Critical Context (Masterplots II: African American Literature)

Hurry Home perhaps suffers from being Wideman’s second novel, a step in a writer’s career that often proves difficult. Scholars who have written on Wideman generally find little to say about Hurry Home and, even worse, betray uncertainty even about what is happening in the novel. The reservations about Hurry Home should be seen in the light of two facts. First, it is the work of a young man who has just enjoyed an intensely literary education (Wideman was a Rhodes scholar). Second, its author is still searching for his own voice and subject matter, both of which he found, very successfully, in The Homewood Trilogy (1985).

It could be claimed that the techniques of the great modernists in which Wideman is so well versed were not appropriate for him but represented a phase that he had to work through until he had put these literary fathers behind him. That is why Hurry Home is so clearly an apprentice work, with bits and pieces of his education sticking out in the narrative without being assimilated.

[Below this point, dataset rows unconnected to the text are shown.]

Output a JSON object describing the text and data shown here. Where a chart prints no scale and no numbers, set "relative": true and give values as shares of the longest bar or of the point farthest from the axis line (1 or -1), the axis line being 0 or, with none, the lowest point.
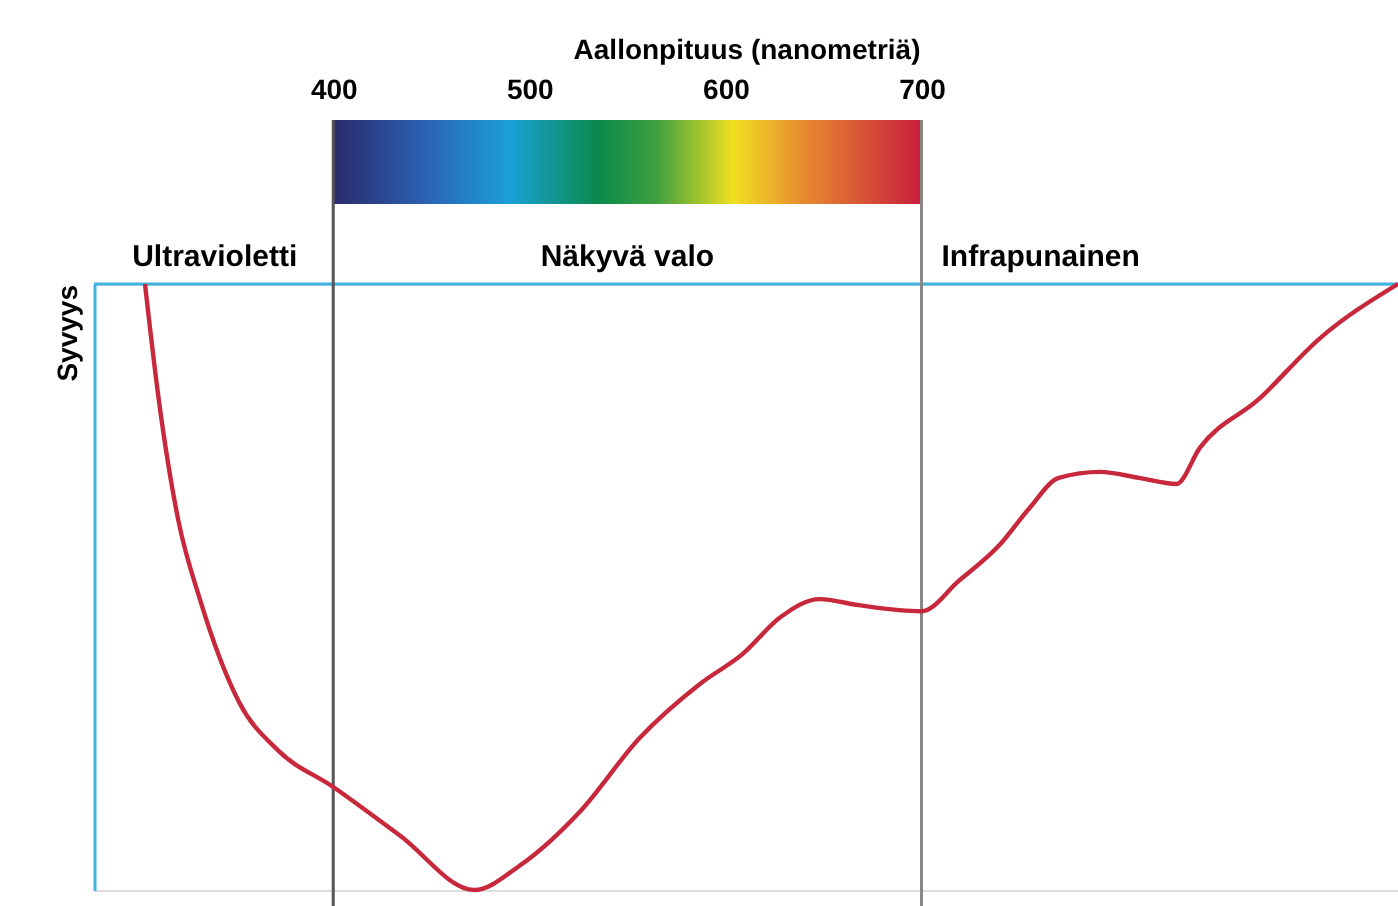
{
  "chart_data": {
    "type": "line",
    "relative": true,
    "xlabel": "Aallonpituus (nanometriä)",
    "ylabel": "Syvyys",
    "x": [
      304,
      311,
      321,
      332,
      352,
      372,
      400,
      434,
      472,
      495,
      526,
      556,
      587,
      609,
      628,
      648,
      668,
      700,
      719,
      740,
      755,
      770,
      791,
      811,
      830,
      842,
      872,
      903,
      943
    ],
    "series": [
      {
        "color": "#c8283c",
        "values": [
          0,
          -0.19,
          -0.39,
          -0.52,
          -0.69,
          -0.77,
          -0.83,
          -0.91,
          -1,
          -0.96,
          -0.87,
          -0.75,
          -0.66,
          -0.61,
          -0.55,
          -0.52,
          -0.53,
          -0.54,
          -0.49,
          -0.43,
          -0.37,
          -0.32,
          -0.31,
          -0.32,
          -0.33,
          -0.27,
          -0.19,
          -0.09,
          0
        ]
      }
    ],
    "xlim": [
      278,
      943
    ],
    "xticks": [
      400,
      500,
      600,
      700
    ],
    "ref_lines": [
      {
        "axis": "x",
        "value": 400,
        "color": "#555555"
      },
      {
        "axis": "x",
        "value": 700,
        "color": "#888888"
      }
    ],
    "annotations": [
      "Ultravioletti",
      "Näkyvä valo",
      "Infrapunainen"
    ],
    "grid": false,
    "marker": "none",
    "line_style": "solid"
  }
}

It is significant that his first novel, A Glance Away (1967), features a central character much like Eliot’s Prufrock, who is alluded to half a dozen times in Hurry Home, but that his third novel, The Lynchers (1973), is told more straightforwardly and with far less literary allusion. From then on, even though he reverts to stream-of-consciousness narrative in Hiding Place (1981), Wideman seems to have arrived at a mature style that serves his thematic purposes well.